Заплутал князюшко в дремучем лесу, когда к отцу-матери возвращался. Ночь-полночь опускается, вокруг леса болота непроходимые, того гляди войско погубишь. Тут вывела дорожка кривая к дому ветхому. Думал князь, что пустая развалина, ан глядь, а из трубы дым идет. Изба оказалась чиста и светла внутри, встретила их старуха древняя, сама рухлядь-рухлядью, а глаз живой, задорный. Кому полатей у печи не нашлось на сеновал отправились. Заварила она травы душистой, медом сладким князя потчует, да про жизнь расспрашивает. Разомлел Дунай, отвар горячий отхлебывая, рассказал печаль свою старушке, она головой кивает и чайку все князю подливает, улыбается. Уложила она его на перину пуховую. Только голова князя подушки коснулась, завертелся омут синий, тонет князь, тело свинцом наливается, перевернулся навзничь, руки раскинул, поглубже вздохнул и видит, что это не омут синий – это глаза его суженой рядом.
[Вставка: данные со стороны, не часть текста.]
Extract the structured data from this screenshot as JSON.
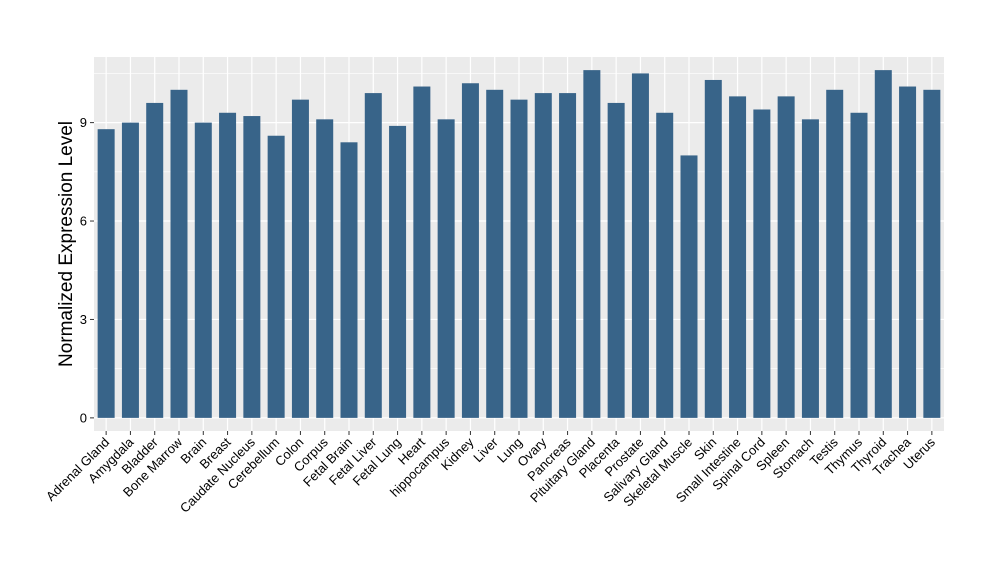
{
  "chart_data": {
    "type": "bar",
    "title": "",
    "xlabel": "",
    "ylabel": "Normalized Expression Level",
    "ylim": [
      -0.4,
      11.0
    ],
    "yticks": [
      0,
      3,
      6,
      9
    ],
    "grid": true,
    "legend": "none",
    "colors": {
      "bar": "#386489",
      "panel": "#ebebeb",
      "grid": "#ffffff",
      "tick_text": "#000000"
    },
    "categories": [
      "Adrenal Gland",
      "Amygdala",
      "Bladder",
      "Bone Marrow",
      "Brain",
      "Breast",
      "Caudate Nucleus",
      "Cerebellum",
      "Colon",
      "Corpus",
      "Fetal Brain",
      "Fetal Liver",
      "Fetal Lung",
      "Heart",
      "hippocampus",
      "Kidney",
      "Liver",
      "Lung",
      "Ovary",
      "Pancreas",
      "Pituitary Gland",
      "Placenta",
      "Prostate",
      "Salivary Gland",
      "Skeletal Muscle",
      "Skin",
      "Small Intestine",
      "Spinal Cord",
      "Spleen",
      "Stomach",
      "Testis",
      "Thymus",
      "Thyroid",
      "Trachea",
      "Uterus"
    ],
    "values": [
      8.8,
      9.0,
      9.6,
      10.0,
      9.0,
      9.3,
      9.2,
      8.6,
      9.7,
      9.1,
      8.4,
      9.9,
      8.9,
      10.1,
      9.1,
      10.2,
      10.0,
      9.7,
      9.9,
      9.9,
      10.6,
      9.6,
      10.5,
      9.3,
      8.0,
      10.3,
      9.8,
      9.4,
      9.8,
      9.1,
      10.0,
      9.3,
      10.6,
      10.1,
      10.0
    ]
  }
}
Сказала девица, что звать ее Дана Ведолюбовна и что она любимая дочь царя Озерного. Поведала, что женится на ней только храбрый сердцем и телом могучий молодец, потому как стерегут ее великаны могучие и сестрицы-проказницы. Подсказала она Дунаю, что как только весенние ручьи потекут нужно ему в путь отправляться, да еще посоветовала сторговать у Вертодуба-Вечерника кольчугу сплетенную из лунных лучей. Кольчуга была невесомой, серебром лунным светила и защищала от любой напасти, оденешь такую и не страшны тебе ни стрелы вражьи, ни холод лютый, ни ветви колючие, в любой опасности защитит.
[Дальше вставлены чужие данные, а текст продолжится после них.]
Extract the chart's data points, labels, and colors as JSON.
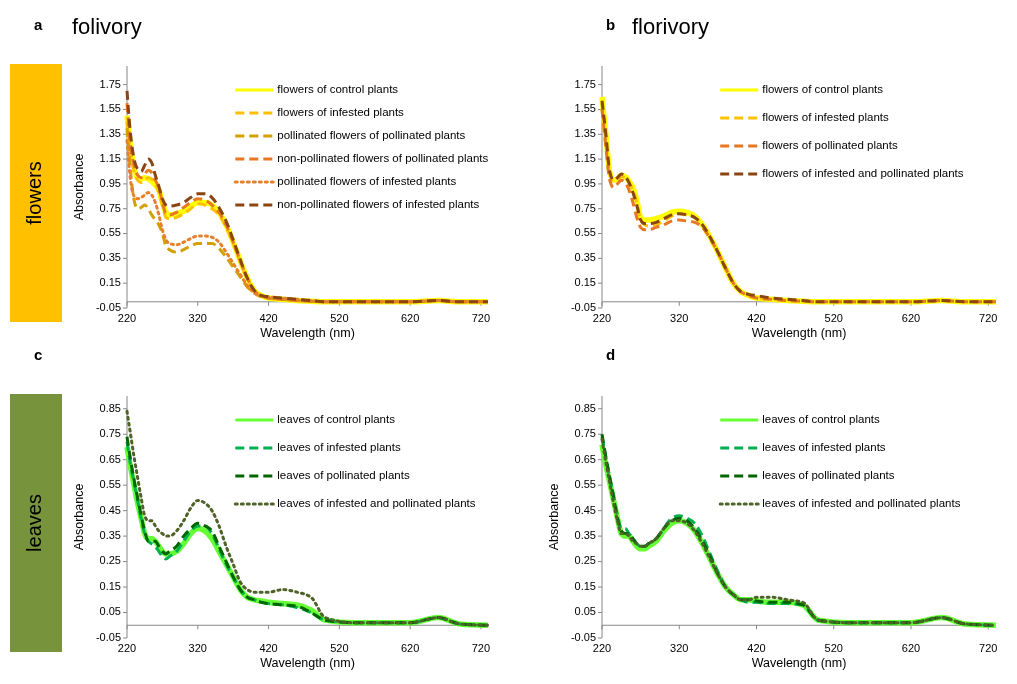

Проснулся князь утром, все как наяву вспоминает, только не успела сказать ему суженая где Вертодуба-Вечерника искать. Наблюдает за ним старуха-повитуха, а глаза смеются.
– Что закручинился князюшко? Иль сон не по нраву?
– По нраву бабуся, по нраву, да только не успел узнать я во сне где мне Вертодуба-Вечерника искать.
Улыбается старица: – Да чего искать то, вон за Торфяным болотцем живет, на берегу ручья лунные лучи с воды ночью на локоть наматывает, а утром кружево серебряное из них плетет.
Обрадовался Дунай, поднял войско, да по указанной дорожке через Торфяное болото к Вечернику направился, а старушка ему в дорогу травы для взвара чайного насыпала в мешочек холщовый и наказала на ночь заваривать.
Перебрался Дунай с войском через болото Торфяное только к вечеру, старуха-повитуха строго-настрого приказала не поспешать, след в след войску ниточкой по тропинке растянуться. Подходит князь к ручью, коня за привязь ведет, устали все с дороги. Нагнулся он к воде, что бы лицо охладить, а конь уже причмокивает, из родника студеницу потягивает. Набрал молодец в ладони воды, глядь, а от луны и звезд, которые он в ладонях держит, ниточки потянулись. Ухватился он за них двумя руками, да еще с воды прихватил горсть, уперся ножками в бережок и держит. Князь на себя тянет, а из темноты только моток лунной пряжи светиться, не разглядеть, кто держит. Понял Дунай, что Вертодуба нашел, а тот лунное серебро ворует, поднатужился, да как со всей силы богатырской дернет нити серебряные. Тут Вечерник с дерева прямо в ручей кубарем и свалился. Встал он в ручье в полный рост, коренастый, замшелый, на носу бородавка, а князю по пояс будет. Ругает Дуная на чем свет стоит, пальцем грозит, с воды новые нити собрать пытается. Молодец взмахнул рукой могучей, серебро в брызги оборотил, все нити перепутал Вертодубу. Понял тот, что от князя не отвяжется и говорит:
– Чего надобно тебе буян? Старику морока, а ему потеха.
– Кольчуга, – говорит,– Мне нужна серебряная.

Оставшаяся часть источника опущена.